The archbishops have at least illustrated my point of the other day: the church's pastoral care of gay people is non-existent, even to the point of hypocrisy. (thx, melior)
Gay marriage (8.3.12)
The arguments for and against gay marriage will be made ad nauseam in the coming years, until such inevitable moment as the law is changed in favour of marriage equality. For this reason I have no intention of rebutting the transparently weak and logically incoherent views of chaps like Keith O'Brien. It makes me think, though, in the midst of the churches' politicking: what perspectives are currently being excluded from the debate?
Writing from the perspective of a gay Christian, the obvious answer is the pastoral perspective. A good friend of mine gave her response to O'Brien's comments the other day, in response to which I made the point that O'Brien's words violate Vatican guidance on the pastoral care of gay people -- guidance drawn up, no less, by the Pope in his former incarnation as Cardinal Ratzinger. That O'Brien's standards for the treatment of gay people fall beneath even those of this conservative Pope is telling.

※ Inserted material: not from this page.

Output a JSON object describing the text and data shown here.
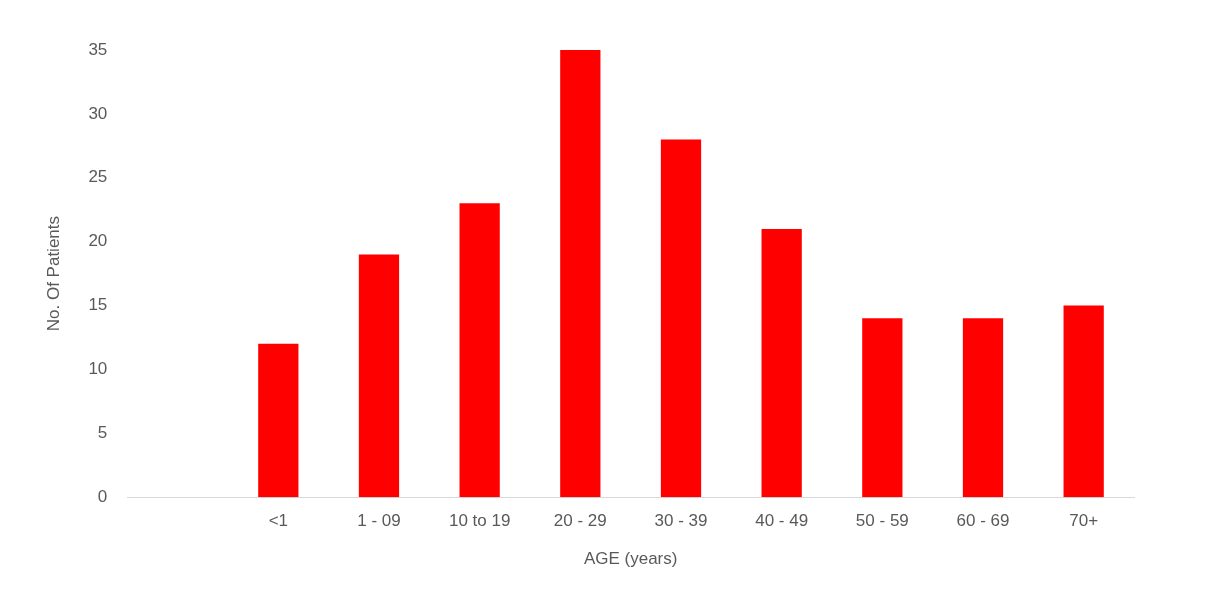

The fact is that pastoral care for gay people in the church has hitherto been virtually non-existent. Some find themselves in churches that are openly hostile to their sexuality. Others find themselves in churches that are secretly hostile to their sexuality. The lucky few, or perhaps just the selective few, find themselves in churches which actually go out of their way to listen to gay people's experiences. I have never been lucky enough, or selective enough, to experience that.
Something that may not routinely occur to many "ordinary" churchgoers is that gay churchgoers have a unique experience of church, in that they are self-consciously, and conscientiously, attending places of worship which are formally and doctrinally committed to the immorality of the most important thing in their lives -- namely, the relationship with their partner. No straight person, with the exception of Catholic divorcees, really has a comparable experience to this. As a result, churchgoing itself is a kind of protest for many gay Christians -- a protest not against God, but against the church's attempts to diminish their love.
The truth is that the further society moves towards recognising what gay people already know -- the truth, love and value of our relationships -- the more remote the church becomes from our lives. The church, a man-made institution, continues in its refusal to sanctify a love that gay Christians know in their hearts to be already sacred and God-given. I couldn't be more relaxed about the churches' hostility to my life. When gay marriage happens, this country will have taken a step closer towards the Kingdom of God, and the churches will once again find themselves on the wrong side of history.